Selasa, 04 Januari 2011

Mengembangkan Ekoturisme Danau Toba


PDF Cetak Email
Oleh: Frans Hunter Siboro
Setiap kali terbang melintasi kawasan Danau Toba dengan pesawat kecil tipe Cassa 212-200 dan CN-235 dalam perjalanan dari Medan ke Nias, saya takjub melihat keindahan Danau Toba yang luar biasa.
Pemandangan dari udara memperlihatkan hamparan air membiru terbentang luas yang dikelilingi perbukitan hijau yang menawan. Di tengah danau berukuran 1.700 meter persegi ini terdapat Pulau Samosir yang sangat indah. Pesona keindahan Danau Toba ibarat lukisan indah karya agung Sang Maha Kuasa.

Terabaikan
Tidak bisa dimungkiri bahwa Danau Toba merupakan salah satu ikon kebanggaan bangsa Indonesia khususnya masyarakat Sumatera Utara. Danau Toba yang terbentuk dari kombinasi proses vulkanologi (letusan gunung api raksasa ‘supervolcano’ Toba) dan geologi menjadi salah satu daerah wisata andalan yang memiliki beragam potensi luar biasa.
Namun di tengah berbagai potensi yang dimiliki, Danau Toba justru terabaikan dan ditelantarkan. Kondisi Danau Toba saat ini sangat memprihatinkan mulai dari pencemaran lingkungan (terutama kualitas air), perusakan cagar alam, situs warisan sejarah yang tidak terawat hingga ancaman kepunahan budaya otentik setempat.
Pencemaran semakin parah ketika budidaya ikan di keramba jaring apung berkembang hingga melebihi daya dukung (carrying capacity) lingkungan Danau Toba. Apalagi ketika beberapa perusahaan berskala besar ikut membudidayakan ikan dengan sistem ini. Sebagai contoh, pada tahun 2007 akibat maraknya keramba ikan yang tidak terkendali, tingkat pencemaran amoniak (yang ditimbulkan proses pakan ternak ikan) sudah mencapai 0,20 ppm dari sebelumnya sekitar 0,1 ppm. Sementara kandungan nitrat dalam danau meningkat dari sekitar 5 ppm menjadi 11,075 ppm.
Sementara itu perambahan hutan di daerah tangkapan air Danau Toba juga marak. Pembuangan limbah industri wisata seperti tumpukan sampah plastik juga menjadi ancaman serius.
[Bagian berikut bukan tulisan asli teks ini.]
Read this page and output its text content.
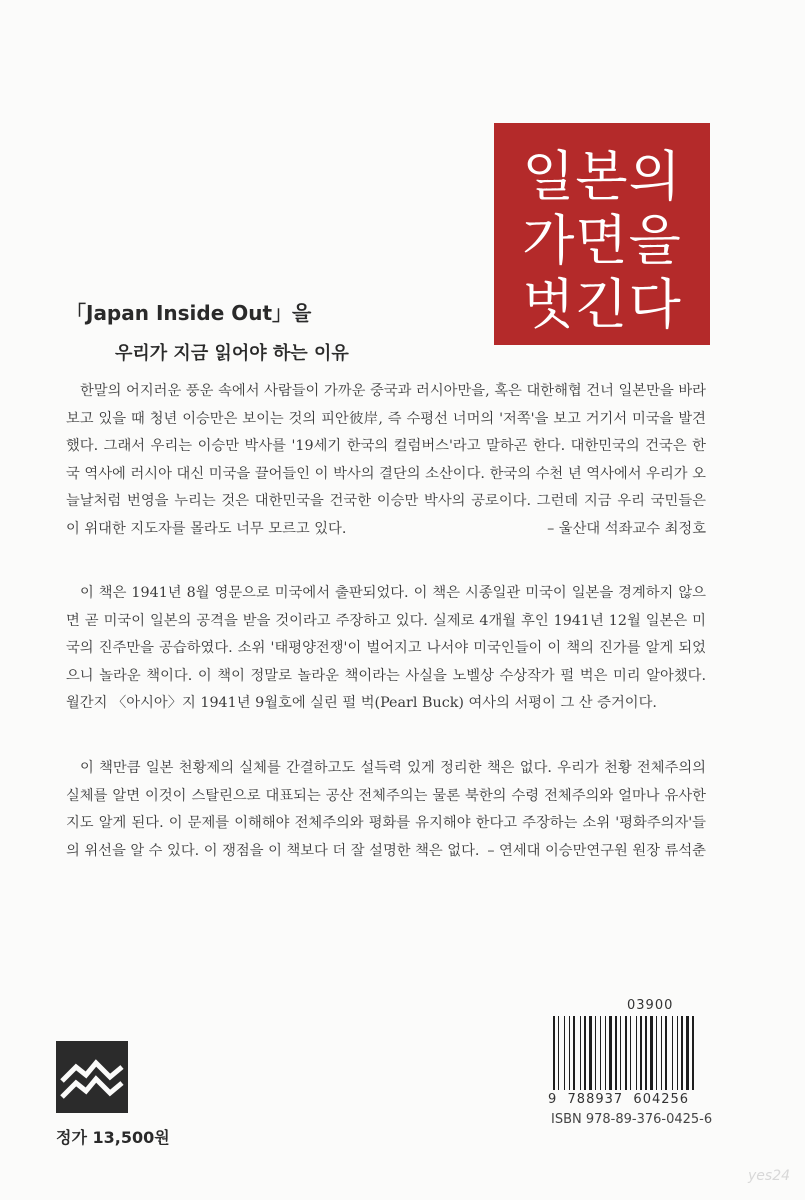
일본의
가면을
벗긴다
「Japan Inside Out」을
우리가 지금 읽어야 하는 이유
한말의 어지러운 풍운 속에서 사람들이 가까운 중국과 러시아만을, 혹은 대한해협 건너 일본만을 바라보고 있을 때 청년 이승만은 보이는 것의 피안彼岸, 즉 수평선 너머의 '저쪽'을 보고 거기서 미국을 발견했다. 그래서 우리는 이승만 박사를 '19세기 한국의 컬럼버스'라고 말하곤 한다. 대한민국의 건국은 한국 역사에 러시아 대신 미국을 끌어들인 이 박사의 결단의 소산이다. 한국의 수천 년 역사에서 우리가 오늘날처럼 번영을 누리는 것은 대한민국을 건국한 이승만 박사의 공로이다. 그런데 지금 우리 국민들은 이 위대한 지도자를 몰라도 너무 모르고 있다.	– 울산대 석좌교수 최정호
이 책은 1941년 8월 영문으로 미국에서 출판되었다. 이 책은 시종일관 미국이 일본을 경계하지 않으면 곧 미국이 일본의 공격을 받을 것이라고 주장하고 있다. 실제로 4개월 후인 1941년 12월 일본은 미국의 진주만을 공습하였다. 소위 '태평양전쟁'이 벌어지고 나서야 미국인들이 이 책의 진가를 알게 되었으니 놀라운 책이다. 이 책이 정말로 놀라운 책이라는 사실을 노벨상 수상작가 펄 벅은 미리 알아챘다. 월간지 〈아시아〉지 1941년 9월호에 실린 펄 벅(Pearl Buck) 여사의 서평이 그 산 증거이다.
이 책만큼 일본 천황제의 실체를 간결하고도 설득력 있게 정리한 책은 없다. 우리가 천황 전체주의의 실체를 알면 이것이 스탈린으로 대표되는 공산 전체주의는 물론 북한의 수령 전체주의와 얼마나 유사한지도 알게 된다. 이 문제를 이해해야 전체주의와 평화를 유지해야 한다고 주장하는 소위 '평화주의자'들의 위선을 알 수 있다. 이 쟁점을 이 책보다 더 잘 설명한 책은 없다. – 연세대 이승만연구원 원장 류석춘
03900
9  788937  604256
ISBN 978-89-376-0425-6
정가 13,500원
yes24
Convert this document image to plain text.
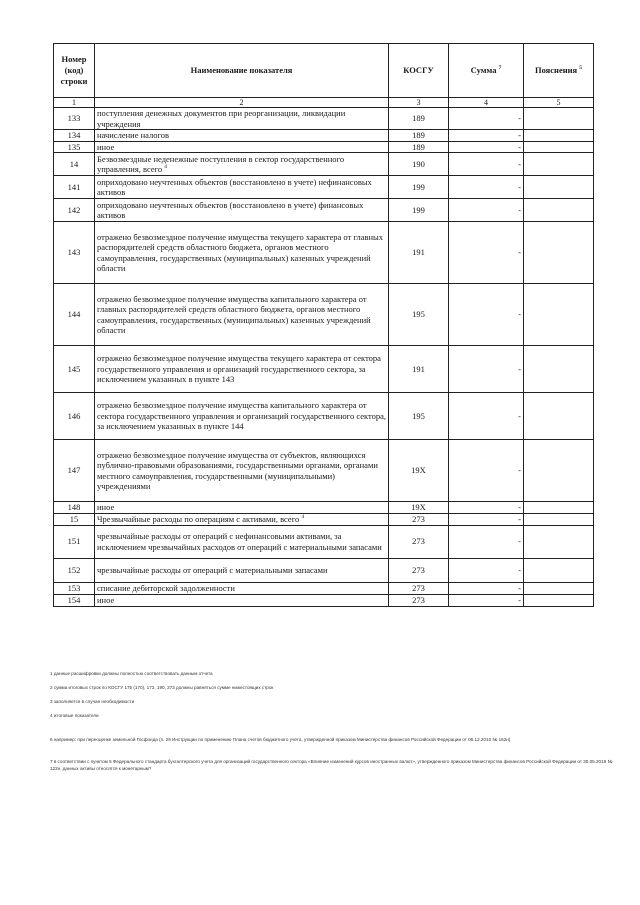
Номер (код) строки	Наименование показателя	КОСГУ	Сумма $^7$	Пояснения $^5$
1	2	3	4	5
133	поступления денежных документов при реорганизации, ликвидации учреждения	189	-	
134	начисление налогов	189	-	
135	иное	189	-	
14	Безвозмездные неденежные поступления в сектор государственного управления, всего $^4$	190	-	
141	оприходовано неучтенных объектов (восстановлено в учете) нефинансовых активов	199	-	
142	оприходовано неучтенных объектов (восстановлено в учете) финансовых активов	199	-	
143	отражено безвозмездное получение имущества текущего характера от главных распорядителей средств областного бюджета, органов местного самоуправления, государственных (муниципальных) казенных учреждений области	191	-	
144	отражено безвозмездное получение имущества капитального характера от главных распорядителей средств областного бюджета, органов местного самоуправления, государственных (муниципальных) казенных учреждений области	195	-	
145	отражено безвозмездное получение имущества текущего характера от сектора государственного управления и организаций государственного сектора, за исключением указанных в пункте 143	191	-	
146	отражено безвозмездное получение имущества капитального характера от сектора государственного управления и организаций государственного сектора, за исключением указанных в пункте 144	195	-	
147	отражено безвозмездное получение имущества от субъектов, являющихся публично-правовыми образованиями, государственными органами, органами местного самоуправления, государственными (муниципальными) учреждениями	19Х	-	
148	иное	19Х	-	
15	Чрезвычайные расходы по операциям с активами, всего $^4$	273	-	
151	чрезвычайные расходы от операций с нефинансовыми активами, за исключением чрезвычайных расходов от операций с материальными запасами	273	-	
152	чрезвычайные расходы от операций с материальными запасами	273	-	
153	списание дебиторской задолженности	273	-	
154	иное	273	-	
1 данные расшифровки должны полностью соответствовать данным отчета
2 сумма итоговых строк по КОСГУ 175 (170), 173, 190, 273 должны равняться сумме нижестоящих строк
3 заполняется в случае необходимости
4 итоговые показатели
6 например: при переоценке земельной Госфонда (п. 29 Инструкции по применению Плана счетов бюджетного учета, утвержденной приказом Министерства финансов Российской Федерации от 06.12.2010 № 162н)
7 в соответствии с пунктом 5 Федерального стандарта бухгалтерского учета для организаций государственного сектора «Влияние изменений курсов иностранных валют», утвержденного приказом Министерства финансов Российской Федерации от 30.05.2018 № 122н, данных активы относятся к монетарным?
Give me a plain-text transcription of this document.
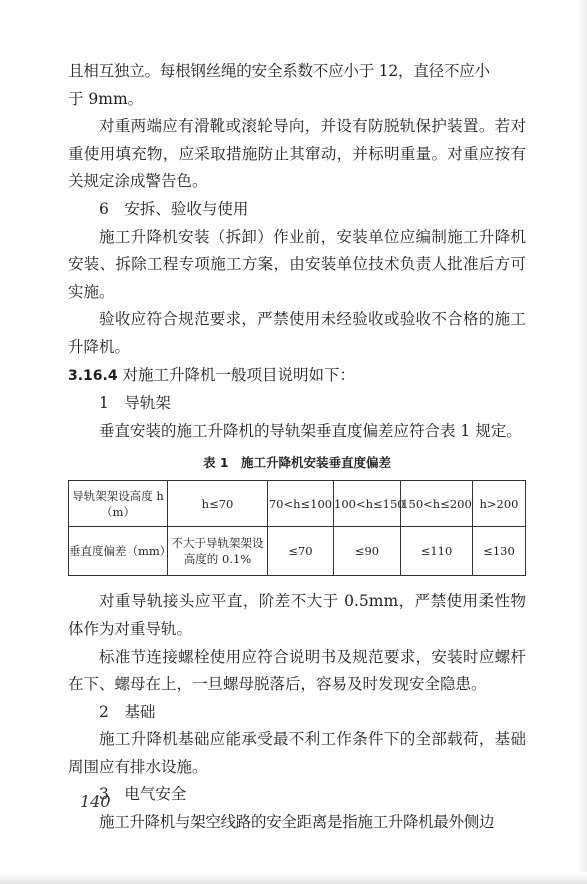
且相互独立。每根钢丝绳的安全系数不应小于 12，直径不应小

于 9mm。

对重两端应有滑靴或滚轮导向，并设有防脱轨保护装置。若对重使用填充物，应采取措施防止其窜动，并标明重量。对重应按有关规定涂成警告色。

6　安拆、验收与使用

施工升降机安装（拆卸）作业前，安装单位应编制施工升降机安装、拆除工程专项施工方案，由安装单位技术负责人批准后方可实施。

验收应符合规范要求，严禁使用未经验收或验收不合格的施工升降机。

3.16.4 对施工升降机一般项目说明如下：

1　导轨架

垂直安装的施工升降机的导轨架垂直度偏差应符合表 1 规定。

表 1　施工升降机安装垂直度偏差
导轨架架设高度 h（m）	h≤70	70<h≤100	100<h≤150	150<h≤200	h>200
垂直度偏差（mm）	不大于导轨架架设高度的 0.1%	≤70	≤90	≤110	≤130

对重导轨接头应平直，阶差不大于 0.5mm，严禁使用柔性物体作为对重导轨。

标准节连接螺栓使用应符合说明书及规范要求，安装时应螺杆在下、螺母在上，一旦螺母脱落后，容易及时发现安全隐患。

2　基础

施工升降机基础应能承受最不利工作条件下的全部载荷，基础周围应有排水设施。

3　电气安全

施工升降机与架空线路的安全距离是指施工升降机最外侧边

140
Kini Danau Toba cenderung hanya dieksploitasi untuk tujuan komersial tanpa memperhatikan keseimbangan alam, kultur lokal, dan pelestarian lingkungan.
Kondisi ini diperparah dengan minimnya perhatian pemerintah terhadap pengembangan dan pelestarian Danau Toba. Pihak Pemprovsu dan tujuh Pemkab (secara geografis administratif memiliki wilayah di kawasan Danau Toba) yang seharusnya bertanggungjawab dalam pengelolaan kawasan Danau Toba terkesan berjalan sendiri-sendiri.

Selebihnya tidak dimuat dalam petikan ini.